Xi Jinping's two-day state visit to Mongolia beginning today will see China and Mongolia boost trade and economic ties, but Mongolia is cautious not to become overly dependent on China.
In the first visit to Mongolia by a Chinese president in over a decade, Xi hopes to sign a series of energy and infrastructure deals with its landlocked, mineral-rich neighbour, and discuss implementing the Silk Road economic belt - which aims to increase cooperation in railway lines, pipelines and highway construction.
"In order for Mongolia's economy to continue to develop quickly, it must continue to depend on Chinese [investment] and the Chinese market", Campi said, but added: "Mongolia wants to be more active in the Northeast Asian region and not just a passive observer."
Assistant Foreign Minister Liu Jianchao said on Monday that China would sign the energy and infrastructure deals as part of Xi's visit. The trip would also address plans for Mongolia to build transport links with China.

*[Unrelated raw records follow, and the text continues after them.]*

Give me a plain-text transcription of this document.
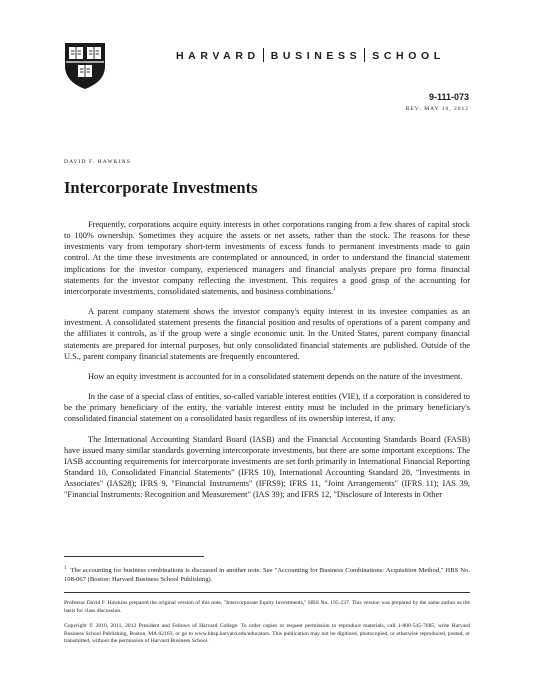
HARVARD BUSINESS SCHOOL
9-111-073
REV: MAY 16, 2012
DAVID F. HAWKINS
Intercorporate Investments

Frequently, corporations acquire equity interests in other corporations ranging from a few shares of capital stock to 100% ownership. Sometimes they acquire the assets or net assets, rather than the stock. The reasons for these investments vary from temporary short-term investments of excess funds to permanent investments made to gain control. At the time these investments are contemplated or announced, in order to understand the financial statement implications for the investor company, experienced managers and financial analysts prepare pro forma financial statements for the investor company reflecting the investment. This requires a good grasp of the accounting for intercorporate investments, consolidated statements, and business combinations.$^1$

A parent company statement shows the investor company's equity interest in its investee companies as an investment. A consolidated statement presents the financial position and results of operations of a parent company and the affiliates it controls, as if the group were a single economic unit. In the United States, parent company financial statements are prepared for internal purposes, but only consolidated financial statements are published. Outside of the U.S., parent company financial statements are frequently encountered.

How an equity investment is accounted for in a consolidated statement depends on the nature of the investment.

In the case of a special class of entities, so-called variable interest entities (VIE), if a corporation is considered to be the primary beneficiary of the entity, the variable interest entity must be included in the primary beneficiary's consolidated financial statement on a consolidated basis regardless of its ownership interest, if any.

The International Accounting Standard Board (IASB) and the Financial Accounting Standards Board (FASB) have issued many similar standards governing intercorporate investments, but there are some important exceptions. The IASB accounting requirements for intercorporate investments are set forth primarily in International Financial Reporting Standard 10, Consolidated Financial Statements" (IFRS 10), International Accounting Standard 28, "Investments in Associates" (IAS28); IFRS 9, "Financial Instruments" (IFRS9); IFRS 11, "Joint Arrangements" (IFRS 11); IAS 39, "Financial Instruments: Recognition and Measurement" (IAS 39); and IFRS 12, "Disclosure of Interests in Other

$^1$ The accounting for business combinations is discussed in another note. See "Accounting for Business Combinations: Acquisition Method," HBS No. 108-067 (Boston: Harvard Business School Publishing).
Professor David F. Hawkins prepared the original version of this note, "Intercorporate Equity Investments," HBS No. 195-237. This version was prepared by the same author as the basis for class discussion.
Copyright © 2010, 2011, 2012 President and Fellows of Harvard College. To order copies or request permission to reproduce materials, call 1-800-545-7685, write Harvard Business School Publishing, Boston, MA 02163, or go to www.hbsp.harvard.edu/educators. This publication may not be digitized, photocopied, or otherwise reproduced, posted, or transmitted, without the permission of Harvard Business School.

Chinese companies operate in several major sectors in Mongolia, most importantly the mining, construction and trade services. Mongolian Economy, a Mongolian business magazine, estimated recently that 80 per cent of the country's imports were from China, and that 30 per cent of Mongolian exports went to its southern neighbour.
In May, the Mongolian government submitted a resolution to parliament to allow a combination of both Chinese and Russian-gauge rail tracks. If approved, the resolution would see an international-standard railroad shared between China and Mongolia for the first time.
Despite strong trade ties, analysts said Mongolia remained wary of getting too cosy with Beijing. The country was part of China until early last century.
"For years, there have been concerns on the part of Mongolians about becoming overly dependent on China as a trade partner and a source of investment," said Andrew Kuchins, director of the Russia and Eurasia Programme at the Centre for Strategic and International Studies.
"Mongolia will seek a diversified set of economic partners to avoid a monopolistic relationship with China - overdependence on one buyer."
"Politically, China is at least interested in pulling Mongolia away from Russia and the US," said Dr James Seymour, a senior research scholar at Columbia University's Weatherhead East Asian Institute.
"China wants Mongolian resources; however, the main resource, coal, is not as important as it was [and] the price has been falling," Seymour said. "So with coal becoming less important than it was, that's bad for Mongolia, but metals are more important than they were."
Dalai Lama's Mongolia visit cancelled
The Dalai Lama's planned visit to Mongolia this month has been cancelled under pressure from China, according to several sources knowledgeable about Tibetan Buddhist affairs.
With President Xi Jinping due to pay a two-day state visit to Mongolia from today, the cancellation is believed to result from China's effective use of economic leverage on its landlocked neighbour, whose economy is highly dependent on China as an export market for mineral exports and as a source of investment.
The sources said Tibetan Buddhist circles began planning early this year for the Dalai Lama to visit Ulan Bator, the Mongolian capital, in August to preside over a large-scale public Kalachakra, or tantric initiation, like one he held there in August 1995 that attracted 30,000 followers.
The Dalai Lama is enormously popular in Mongolia, where a majority of the population is Tibetan Buddhist. He has made eight visits there since his first in 1979, despite objections from China.
The sources said preparations for his ninth visit were suspended after a plan for China's leader to visit Mongolia the same month emerged and began to take shape.
The Mongolian Foreign Ministry has not commented on the Dalai Lama's planned visit, except to say visits by religious leaders have nothing to do with the work of government.
But multiple sources said the government, under pressure from China, asked Tibetan Buddhist circles to cancel the planned events.
The religious leader, who fled his homeland following a failed uprising against Chinese rule in 1959 and has since been based with his followers in northern India, insists he seeks genuine autonomy, not independence, for Tibetans.